Joined: Jan. 2006
|Quote (raguel @ Mar. 31 2008,02:46)|
|From Kevin's "answers":|
|I know there are probably many more predictions than this, but here are a few that I find compelling:...4) informational structures beyond the inherent abilities of blind natural forces and random chance will be found, |
Correct me if I'm wrong, but the only way I can see the above being true is if one can experimentally 1) determine if a molecule is "synthetic" by it's chemical properties (specifically, it's reactivity and 3d shape) alone, (2) can determine which molecules weren't produced by chemical reactions, and/or (3)the formation of the "structure" in question can't occur in an organism. Nothing these people say make sense.
1) I would LOVE to see this done. It's erm, well ahahaha, I hate to use the word but impossible to all intents and purposes (ignoring isotopic/compositional differences obviously). I look forward to vitalism being proven and Wohler spinning in his grave. On that day I shall cut my own cock off with a rusty pineapple.
The only possible way to know if a molecule is synthetic is by its isotopic composition, to take one example, synthetic/semisynthetic testosterone used in athletic steroids can often have a detectably different isotopic composition from that of the person taking the steroids own testosterone. Ignorning kinetic isotope effects (which IMO is an error, enzyme mediated reactions can be profoundly influenced by subtle kinetic effects like the isotope effect), that testosterone is chemically identical to that of the person who is taking it.

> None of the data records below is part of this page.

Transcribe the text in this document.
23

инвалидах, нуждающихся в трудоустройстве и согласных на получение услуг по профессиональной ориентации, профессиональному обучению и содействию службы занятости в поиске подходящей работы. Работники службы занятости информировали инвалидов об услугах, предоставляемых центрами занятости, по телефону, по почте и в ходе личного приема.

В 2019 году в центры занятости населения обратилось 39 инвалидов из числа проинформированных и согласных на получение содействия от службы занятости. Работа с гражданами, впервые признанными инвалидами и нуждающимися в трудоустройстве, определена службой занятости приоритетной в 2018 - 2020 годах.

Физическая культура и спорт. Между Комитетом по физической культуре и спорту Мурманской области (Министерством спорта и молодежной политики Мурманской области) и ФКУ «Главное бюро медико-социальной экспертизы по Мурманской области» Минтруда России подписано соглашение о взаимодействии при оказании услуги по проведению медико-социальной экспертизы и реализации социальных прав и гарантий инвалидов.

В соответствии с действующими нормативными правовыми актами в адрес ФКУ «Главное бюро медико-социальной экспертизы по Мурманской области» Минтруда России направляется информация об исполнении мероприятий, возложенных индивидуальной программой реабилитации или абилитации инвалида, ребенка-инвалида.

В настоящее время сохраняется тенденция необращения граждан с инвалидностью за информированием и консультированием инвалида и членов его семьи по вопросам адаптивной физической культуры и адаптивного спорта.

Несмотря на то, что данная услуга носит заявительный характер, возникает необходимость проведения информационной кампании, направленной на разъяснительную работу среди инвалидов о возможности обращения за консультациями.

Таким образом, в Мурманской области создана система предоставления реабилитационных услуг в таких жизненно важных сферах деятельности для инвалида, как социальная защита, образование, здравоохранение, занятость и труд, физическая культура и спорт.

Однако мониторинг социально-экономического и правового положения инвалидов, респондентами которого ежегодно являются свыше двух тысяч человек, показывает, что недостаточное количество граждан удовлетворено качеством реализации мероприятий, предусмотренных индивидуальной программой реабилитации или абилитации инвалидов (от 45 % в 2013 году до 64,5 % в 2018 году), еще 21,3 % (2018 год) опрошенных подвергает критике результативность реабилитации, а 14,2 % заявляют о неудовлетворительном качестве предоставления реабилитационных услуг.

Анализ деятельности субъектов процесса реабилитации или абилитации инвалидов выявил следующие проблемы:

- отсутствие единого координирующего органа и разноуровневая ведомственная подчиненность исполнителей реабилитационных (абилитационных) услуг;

Since there is no such thing as 100% pure anything, the residual chemical impurities that are the legacy of any chemical reaction (biological or otherwise) can also be a clue to the synthetic or natural origins of a specific sample. However if we are talking about some hypothetical, idealised abstraction of a single "synthetic" and a single "natural" molecule in isolation, with no systematic information and of identical isotopic compositions then there is no way to distinguish between them. They are identical and I return to my original cock removal comment! ;-)

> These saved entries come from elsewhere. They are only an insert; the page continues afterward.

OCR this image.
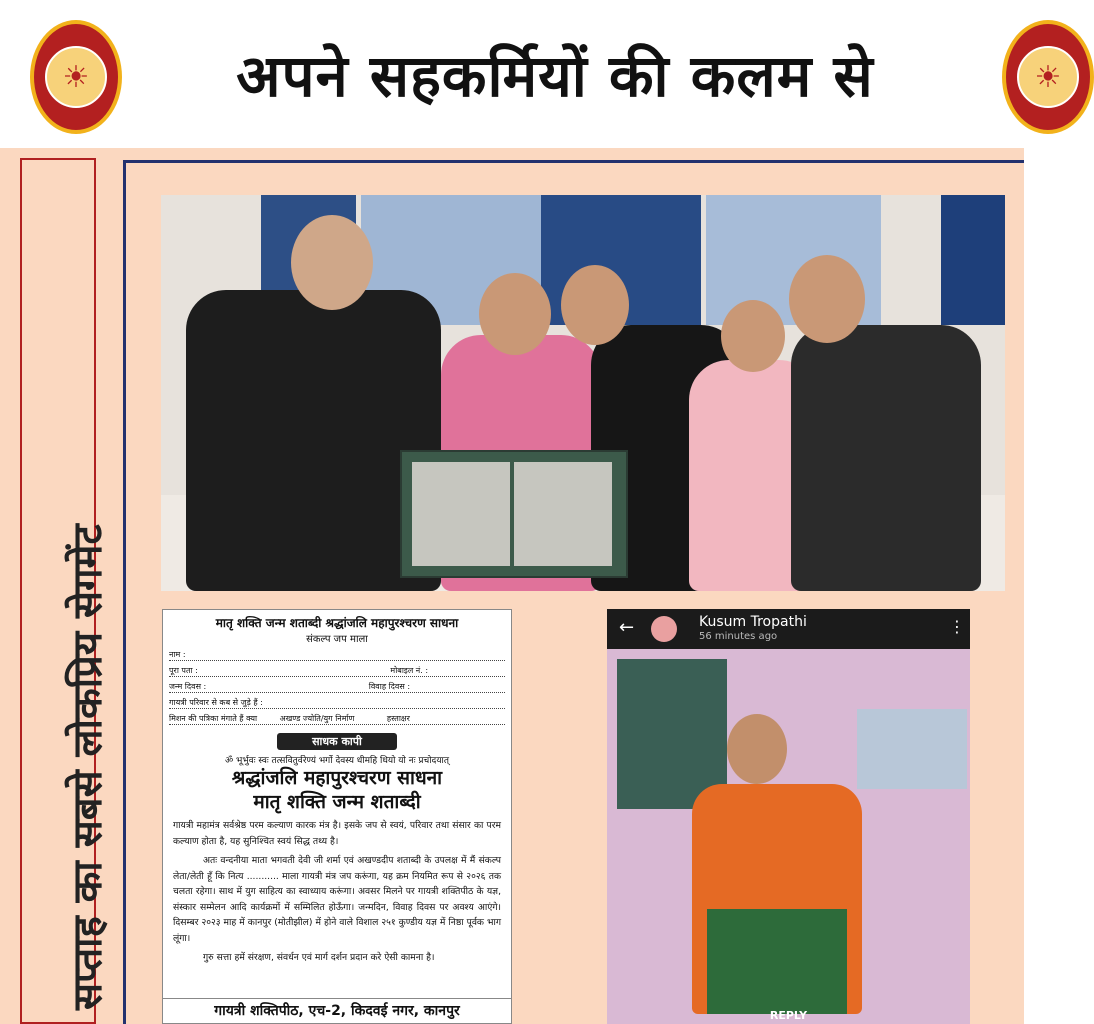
☀	अपने सहकर्मियों की कलम से	☀
सप्ताह का सबसे लोकप्रिय सेगमेंट	मातृ शक्ति जन्म शताब्दी श्रद्धांजलि महापुरश्चरण साधना
संकल्प जप माला
नाम :
पूरा पता :	मोबाइल नं. :
जन्म दिवस :	विवाह दिवस :
गायत्री परिवार से कब से जुड़े हैं :
मिशन की पत्रिका मंगाते हैं क्या	अखण्ड ज्योति/युग निर्माण	हस्ताक्षर
साधक कापी
ॐ भूर्भुवः स्वः तत्सवितुर्वरेण्यं भर्गो देवस्य धीमहि धियो यो नः प्रचोदयात्
श्रद्धांजलि महापुरश्चरण साधना
मातृ शक्ति जन्म शताब्दी
गायत्री महामंत्र सर्वश्रेष्ठ परम कल्याण कारक मंत्र है। इसके जप से स्वयं, परिवार तथा संसार का परम कल्याण होता है, यह सुनिश्चित स्वयं सिद्ध तथ्य है।
अतः वन्दनीया माता भगवती देवी जी शर्मा एवं अखण्डदीप शताब्दी के उपलक्ष में मैं संकल्प लेता/लेती हूँ कि नित्य ........... माला गायत्री मंत्र जप करूंगा, यह क्रम नियमित रूप से २०२६ तक चलता रहेगा। साथ में युग साहित्य का स्वाध्याय करूंगा। अवसर मिलने पर गायत्री शक्तिपीठ के यज्ञ, संस्कार सम्मेलन आदि कार्यक्रमों में सम्मिलित होऊँगा। जन्मदिन, विवाह दिवस पर अवश्य आएंगे। दिसम्बर २०२३ माह में कानपुर (मोतीझील) में होने वाले विशाल २५१ कुण्डीय यज्ञ में निष्ठा पूर्वक भाग लूंगा।
गुरु सत्ता हमें संरक्षण, संवर्धन एवं मार्ग दर्शन प्रदान करे ऐसी कामना है।
गायत्री शक्तिपीठ, एच-2, किदवई नगर, कानपुर
←	Kusum Tropathi
56 minutes ago
⋮
REPLY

2)/3) All molecules are formed by a chemical reaction of some kind, by definition, but given what you said in 3) I see what you mean as being that a chemical reaction in an organisms could not have made molecule X so it had to be a chemical reaction in a lab. This is a bit different.
We can, have and will continue to make molecules and assemblies of atoms that no known chemical reaction from any known biological system could possibly make. We can and do perform chemical reactions that are utterly impossible in biological systems (if only, for example, because biological systems frequently use water as a solvent for many solution phase reactions). However, chemical reactions found in biological systems still do things we cannot yet emulate, and often with an efficiency and selectivity we can only dream of.
More than that, we can also make molecules and assemblies of atoms and perform chemical reactions that are found nowhere outside of a laboratory, be that in space, in some geological process or in some biological process. There are a great deal of things we can make that are incredibly unlikely to be found occuring in "nature".
However any chemical detail of this comment you quote from Kevin the Perpetually Bewildered, is ultimately based on some equivocation of the word "natural". It's chemically meaningless. The thing you quote from Kevin is a pseudophilosophical bit of garbage, it abounts to nothing less than concrete proof of the existance of a deity (or some such supernatural entity) which if it were found would also be concrete proof that such an entity were entirely natural! It's standard IDCist confusobabble, demonstrating yet again that ID is not science but religious wishful thinking.